Von Anfang an schrieben die „Herbst-Zeitlosen“ ihre Stücke selbst. „Wir haben eine Idee, mit der wir uns auf die Bühne stellen, und beginnen zu improvisieren“, erklärt Hedwig Bumiller die Methode. Im Laufe der Zeit entsteht der Text und wird bis zur endgültigen Fassung weiterentwickelt. Zumindest fast. „Nach der Premiere“, weiß Marga Mees um die Schwierigkeiten, „kommen die Freunde und kritisieren, was langweilig war. Dann wird umgeschrieben, damit mehr Pep reinkommt.“

Mit fünf Werken waren die „Herbst-Zeitlosen“ nun schon auf Tournee durch Kulturzentren, Kirchengemeinden und auf Theaterfestivals.

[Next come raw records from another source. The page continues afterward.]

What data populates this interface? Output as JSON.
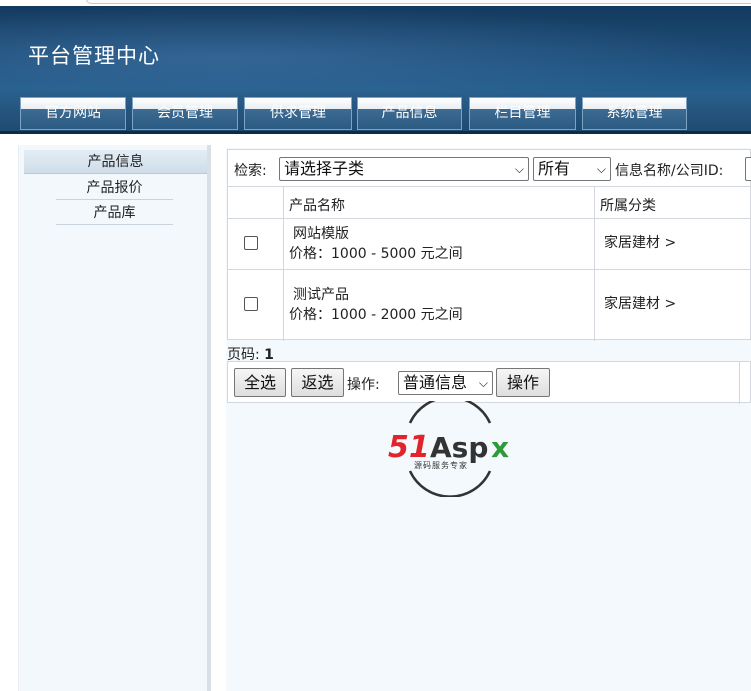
{
  "app": {
    "title": "平台管理中心"
  },
  "nav": {
    "items": [
      "官方网站",
      "会员管理",
      "供求管理",
      "产品信息",
      "栏目管理",
      "系统管理"
    ]
  },
  "sidebar": {
    "items": [
      {
        "label": "产品信息",
        "active": true
      },
      {
        "label": "产品报价",
        "active": false
      },
      {
        "label": "产品库",
        "active": false
      }
    ]
  },
  "search": {
    "label": "检索:",
    "category_select": "请选择子类",
    "scope_select": "所有",
    "field_label": "信息名称/公司ID:"
  },
  "table": {
    "headers": [
      "产品名称",
      "所属分类"
    ],
    "rows": [
      {
        "name": "网站模版",
        "price": "价格：1000 - 5000 元之间",
        "category": "家居建材 >"
      },
      {
        "name": "测试产品",
        "price": "价格：1000 - 2000 元之间",
        "category": "家居建材 >"
      }
    ]
  },
  "pager": {
    "label": "页码:",
    "page": "1"
  },
  "actions": {
    "select_all": "全选",
    "invert": "返选",
    "op_label": "操作:",
    "op_select": "普通信息",
    "op_button": "操作"
  },
  "logo": {
    "brand": "51Aspx",
    "tagline": "源码服务专家"
  },
  "colors": {
    "header_dark": "#143a5e",
    "header_light": "#2f6c9b",
    "logo_red": "#e1232b",
    "logo_green": "#2e9a3a"
  }
}
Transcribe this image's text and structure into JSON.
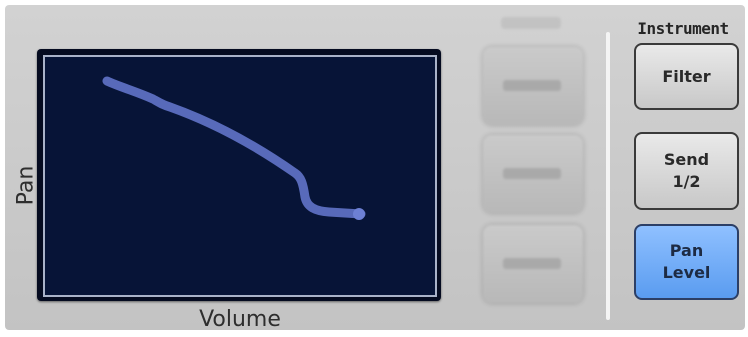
{
  "xy_pad": {
    "x_axis_label": "Volume",
    "y_axis_label": "Pan",
    "trail_color": "#5f72c6",
    "background_color": "#071437"
  },
  "left_button_group": {
    "header_label": "",
    "buttons": [
      {
        "label": ""
      },
      {
        "label": ""
      },
      {
        "label": ""
      }
    ]
  },
  "instrument": {
    "section_label": "Instrument",
    "buttons": [
      {
        "label": "Filter",
        "selected": false
      },
      {
        "label": "Send\n1/2",
        "selected": false
      },
      {
        "label": "Pan\nLevel",
        "selected": true
      }
    ],
    "selected_color": "#6aa8f7"
  }
}
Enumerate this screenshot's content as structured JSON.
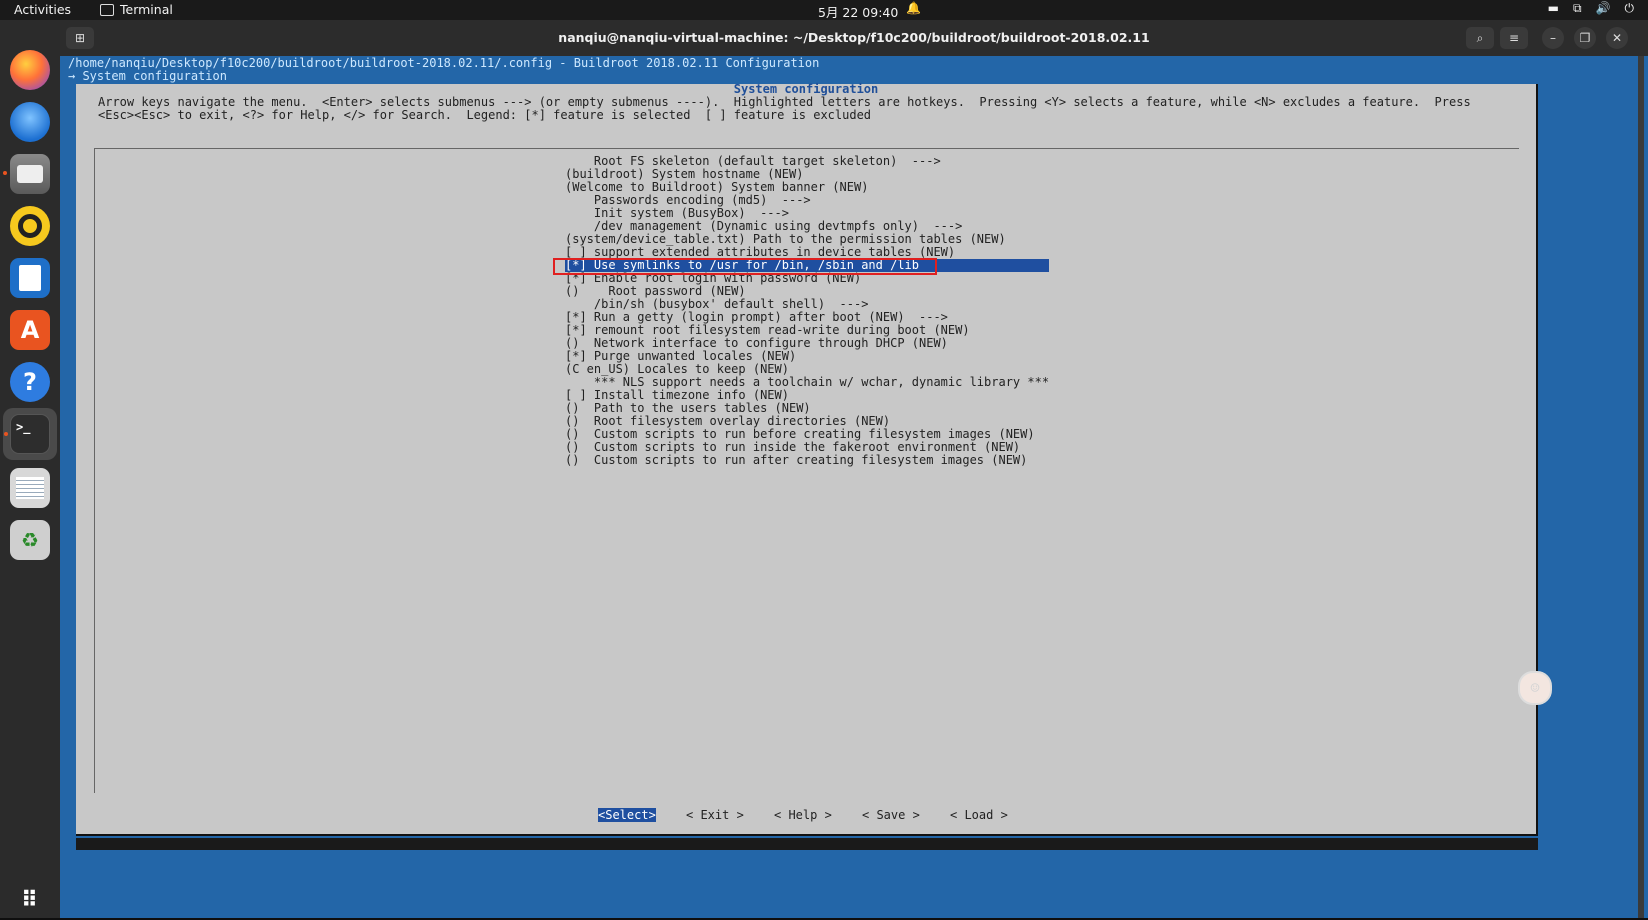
{
  "topbar": {
    "activities": "Activities",
    "app_name": "Terminal",
    "clock": "5月 22  09:40",
    "bell": "🔔",
    "tray_battery": "▬",
    "tray_network": "⧉",
    "tray_volume": "🔊",
    "tray_power": "⏻"
  },
  "dock": {
    "store_glyph": "A",
    "help_glyph": "?",
    "terminal_glyph": ">_",
    "trash_glyph": "♻",
    "grid_glyph": "⠿"
  },
  "window": {
    "title": "nanqiu@nanqiu-virtual-machine: ~/Desktop/f10c200/buildroot/buildroot-2018.02.11",
    "newtab_glyph": "⊞",
    "search_glyph": "⌕",
    "menu_glyph": "≡",
    "min_glyph": "–",
    "max_glyph": "❐",
    "close_glyph": "✕"
  },
  "terminal": {
    "path": "/home/nanqiu/Desktop/f10c200/buildroot/buildroot-2018.02.11/.config - Buildroot 2018.02.11 Configuration",
    "crumb": "→ System configuration",
    "dialog_title": "System configuration",
    "help_line1": "Arrow keys navigate the menu.  <Enter> selects submenus ---> (or empty submenus ----).  Highlighted letters are hotkeys.  Pressing <Y> selects a feature, while <N> excludes a feature.  Press",
    "help_line2": "<Esc><Esc> to exit, <?> for Help, </> for Search.  Legend: [*] feature is selected  [ ] feature is excluded",
    "menu": [
      "    Root FS skeleton (default target skeleton)  --->",
      "(buildroot) System hostname (NEW)",
      "(Welcome to Buildroot) System banner (NEW)",
      "    Passwords encoding (md5)  --->",
      "    Init system (BusyBox)  --->",
      "    /dev management (Dynamic using devtmpfs only)  --->",
      "(system/device_table.txt) Path to the permission tables (NEW)",
      "[ ] support extended attributes in device tables (NEW)",
      "[*] Use symlinks to /usr for /bin, /sbin and /lib",
      "[*] Enable root login with password (NEW)",
      "()    Root password (NEW)",
      "    /bin/sh (busybox' default shell)  --->",
      "[*] Run a getty (login prompt) after boot (NEW)  --->",
      "[*] remount root filesystem read-write during boot (NEW)",
      "()  Network interface to configure through DHCP (NEW)",
      "[*] Purge unwanted locales (NEW)",
      "(C en_US) Locales to keep (NEW)",
      "    *** NLS support needs a toolchain w/ wchar, dynamic library ***",
      "[ ] Install timezone info (NEW)",
      "()  Path to the users tables (NEW)",
      "()  Root filesystem overlay directories (NEW)",
      "()  Custom scripts to run before creating filesystem images (NEW)",
      "()  Custom scripts to run inside the fakeroot environment (NEW)",
      "()  Custom scripts to run after creating filesystem images (NEW)"
    ],
    "buttons": {
      "select": "<Select>",
      "exit": "< Exit >",
      "help": "< Help >",
      "save": "< Save >",
      "load": "< Load >"
    },
    "avatar_glyph": "☺"
  },
  "colors": {
    "terminal_bg": "#2366a8",
    "dialog_bg": "#c8c8c8",
    "selection_bg": "#1f4fa0",
    "annotation_box": "#e02020"
  }
}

Das sechste Stück hat Anfang Dezember Premiere. „Das ist in elf Jahren schon eine Menge“, bekennt Irmgard Landgraf, „ich kenne Gruppen, die sind fünf Jahre mit einem Stück unterwegs.“ Zwar sind die „Herbst-Zeitlosen“ nach Premieren meist so abgeschlafft, daß sie eine Erholungspause brauchen. „Aber nach einem halben Jahr fangen wir ein neues Stück an.“ So kam es, daß vor eineinhalb Jahren mit der Arbeit an „Alles im Eimer?“ begonnen wurde.

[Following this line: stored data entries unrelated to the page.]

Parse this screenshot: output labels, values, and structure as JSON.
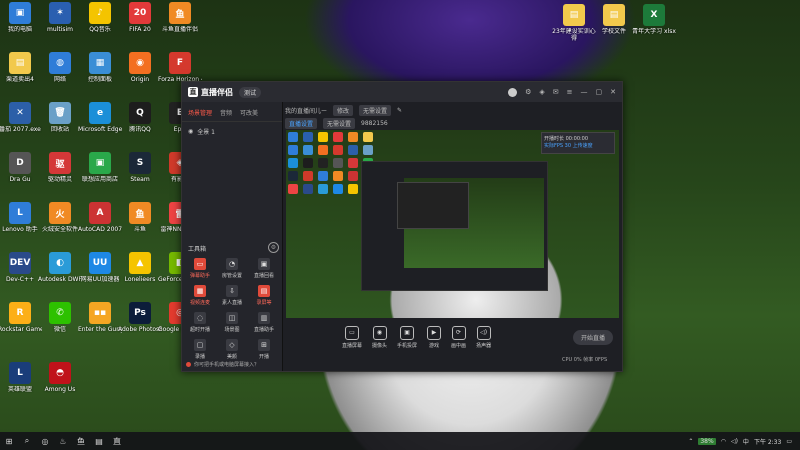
{
  "desktop": {
    "left_icons": [
      {
        "label": "我的电脑",
        "color": "#2f7dd8",
        "glyph": "▣"
      },
      {
        "label": "multisim",
        "color": "#2a5fb0",
        "glyph": "✶"
      },
      {
        "label": "QQ音乐",
        "color": "#f4c400",
        "glyph": "♪"
      },
      {
        "label": "FIFA 20",
        "color": "#e23a3a",
        "glyph": "20"
      },
      {
        "label": "斗鱼直播伴侣",
        "color": "#f08a24",
        "glyph": "鱼"
      },
      {
        "label": "渠道卖出4",
        "color": "#f2c94c",
        "glyph": "▤"
      },
      {
        "label": "网络",
        "color": "#2f7dd8",
        "glyph": "◍"
      },
      {
        "label": "控制面板",
        "color": "#3a8ed6",
        "glyph": "▦"
      },
      {
        "label": "Origin",
        "color": "#f36f21",
        "glyph": "◉"
      },
      {
        "label": "Forza Horizon 4",
        "color": "#d4392d",
        "glyph": "F"
      },
      {
        "label": "番茄 2077.exe",
        "color": "#2c5fa8",
        "glyph": "✕"
      },
      {
        "label": "回收站",
        "color": "#6aa0c8",
        "glyph": "🗑"
      },
      {
        "label": "Microsoft Edge",
        "color": "#1b8fd8",
        "glyph": "e"
      },
      {
        "label": "腾讯QQ",
        "color": "#1d1d1d",
        "glyph": "Q"
      },
      {
        "label": "Epic",
        "color": "#222222",
        "glyph": "E"
      },
      {
        "label": "Dra Gu",
        "color": "#555555",
        "glyph": "D"
      },
      {
        "label": "驱动精灵",
        "color": "#d43838",
        "glyph": "驱"
      },
      {
        "label": "联想应用商店",
        "color": "#2aa84a",
        "glyph": "▣"
      },
      {
        "label": "Steam",
        "color": "#1b2838",
        "glyph": "S"
      },
      {
        "label": "有影行",
        "color": "#d03a2a",
        "glyph": "◈"
      },
      {
        "label": "Lenovo 助手",
        "color": "#2f7dd8",
        "glyph": "L"
      },
      {
        "label": "火绒安全软件",
        "color": "#f08a24",
        "glyph": "火"
      },
      {
        "label": "AutoCAD 2007",
        "color": "#c33",
        "glyph": "A"
      },
      {
        "label": "斗鱼",
        "color": "#f08a24",
        "glyph": "鱼"
      },
      {
        "label": "雷神NN加速器",
        "color": "#e44",
        "glyph": "雷"
      },
      {
        "label": "Dev-C++",
        "color": "#2a4a8a",
        "glyph": "DEV"
      },
      {
        "label": "Autodesk DWF Viewer",
        "color": "#2a9bd8",
        "glyph": "◐"
      },
      {
        "label": "网易UU加速器",
        "color": "#1e88e5",
        "glyph": "UU"
      },
      {
        "label": "Lonelieers",
        "color": "#f5c400",
        "glyph": "▲"
      },
      {
        "label": "GeForce Experience",
        "color": "#76b900",
        "glyph": "◧"
      },
      {
        "label": "Rockstar Games ...",
        "color": "#fcaf17",
        "glyph": "R"
      },
      {
        "label": "微信",
        "color": "#2dc100",
        "glyph": "✆"
      },
      {
        "label": "Enter the Gungeon",
        "color": "#f5a623",
        "glyph": "▪▪"
      },
      {
        "label": "Adobe Photosh...",
        "color": "#0c1d3a",
        "glyph": "Ps"
      },
      {
        "label": "Google Chrome",
        "color": "#e33b2e",
        "glyph": "◎"
      },
      {
        "label": "英雄联盟",
        "color": "#1a3d7a",
        "glyph": "L"
      },
      {
        "label": "Among Us",
        "color": "#c0121a",
        "glyph": "◓"
      }
    ],
    "right_icons": [
      {
        "label": "23年建设实训心得",
        "color": "#f2c94c",
        "glyph": "▤"
      },
      {
        "label": "学校文件",
        "color": "#f2c94c",
        "glyph": "▤"
      },
      {
        "label": "青年大学习 xlsx",
        "color": "#1d7a3a",
        "glyph": "X"
      }
    ]
  },
  "app": {
    "title": "直播伴侣",
    "version_badge": "测试",
    "left_tabs": [
      "场景管理",
      "音频",
      "可改美"
    ],
    "scene_name": "全景 1",
    "tools_title": "工具箱",
    "tools": [
      {
        "label": "弹幕助手",
        "glyph": "▭",
        "red": true
      },
      {
        "label": "房管设置",
        "glyph": "◔",
        "red": false
      },
      {
        "label": "直播回看",
        "glyph": "▣",
        "red": false
      },
      {
        "label": "视频连麦",
        "glyph": "▦",
        "red": true
      },
      {
        "label": "素人直播",
        "glyph": "⇩",
        "red": false
      },
      {
        "label": "录屏等",
        "glyph": "▤",
        "red": true
      },
      {
        "label": "超时开播",
        "glyph": "◌",
        "red": false
      },
      {
        "label": "场景图",
        "glyph": "◫",
        "red": false
      },
      {
        "label": "直播助手",
        "glyph": "▥",
        "red": false
      },
      {
        "label": "录播",
        "glyph": "▢",
        "red": false
      },
      {
        "label": "美颜",
        "glyph": "◇",
        "red": false
      },
      {
        "label": "开播",
        "glyph": "⊞",
        "red": false
      }
    ],
    "bottom_hint": "你可把手机或电脑屏幕接入？",
    "toolbar_row1": {
      "stream_title": "我的直播间儿ー",
      "tag": "修改",
      "extra": "无需设置"
    },
    "toolbar_row2": {
      "tag1": "直播设置",
      "tag2": "无需设置",
      "id_label": "9882156"
    },
    "status_card": {
      "line1": "开播时长 00:00:00",
      "line2": "实际FPS 30 上传速度"
    },
    "controls": [
      {
        "label": "直播屏幕",
        "glyph": "▭"
      },
      {
        "label": "摄像头",
        "glyph": "◉"
      },
      {
        "label": "手机投屏",
        "glyph": "▣"
      },
      {
        "label": "游戏",
        "glyph": "▶"
      },
      {
        "label": "画中画",
        "glyph": "⟳"
      },
      {
        "label": "扬声器",
        "glyph": "◁)"
      }
    ],
    "start_button": "开始直播",
    "bottom_stats": "CPU 0%  帧率 0FPS"
  },
  "taskbar": {
    "battery": "38%",
    "time": "下午 2:33",
    "lang": "中"
  }
}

„Beim Stück davor ging es um das Thema Zukunft“, kommt Hedwig Bumiller auf das Konzept der neuen Komödie zu sprechen, „und wir fragten uns: Was kann denn danach noch kommen?“ Das Lachen, befand die Truppe und von da ab entwickelte sich „Alles im Eimer?“ kontinuierlich fort. Das Stück spielt in einem Sanatorium. Die fröhliche Insassin Sophie will die trübselige Katharina aufmuntern, was ihr aber nicht so recht gelingt. Also bietet sie ihr eine Wette an: Sie wird Katharina zum Lachen bringen. Gelingen soll dies durch die fidele Putzkolonne des Heimes. Der gaukelt sie vor, daß zum 25jährigen Betriebsjubiläum des von allen Putzen verehrten Dr. Bauchschneider ein kleiner Auftritt erwartet werde. „Eigentlich geht es darum, daß die Frauen jeden Tag die Klos putzen müssen und entdecken, daß das Leben dennoch Qualitäten hat und fröhlich ist“, interpretiert Edith Weps. Und fügt hinzu: „Eigentlich sehr banal. Lache, und die Welt lacht mit dir, schnarche, und du schläfst allein.“

Ein wesentlicher Bestandteil der Theaterarbeit ist die sanfte Regie. „Dafür muß jede darauf achten, daß die andere zur Geltung kommt und ihr Stichwort weiß“, sagt Irmgard Landgraf. „Bei normalen Theatern werden nach dem Stück die Vorhänge gezählt. Das gibt es bei uns nicht.“ Schließlich sei man eine Gruppe und auch schon in einem Alter, in dem man sich gegenseitig stützen müsse. „Wenn eine zu früh von der Bühne geht, dann findet sich immer eine, die sie wieder holt“, erzählt Edith Weps von einem Mißgeschick ihrer ältesten Kollegin. Und alle waren dann überrascht, wie professionell die ihren Fehler überspielte. „Sie kam ganz locker zurück und sagte: 'Ach, ich dachte, ich werde hier nicht mehr gebraucht.'“ Wurde sie doch, und wird sie auch weiterhin.

„Alles im Eimer?“ hat am 4. Dezember um 20 Uhr im goldbekHaus Premiere; eine zweite Aufführung findet am 5. Dezember um 19 Uhr statt. Eintritt 15, ermäßigt 12 Mark, Kartenvorverkauf in den Kartenhäusern Gertigstraße und Schanzenstraße und im Büro goldbekHaus, Moorfuhrtweg 9.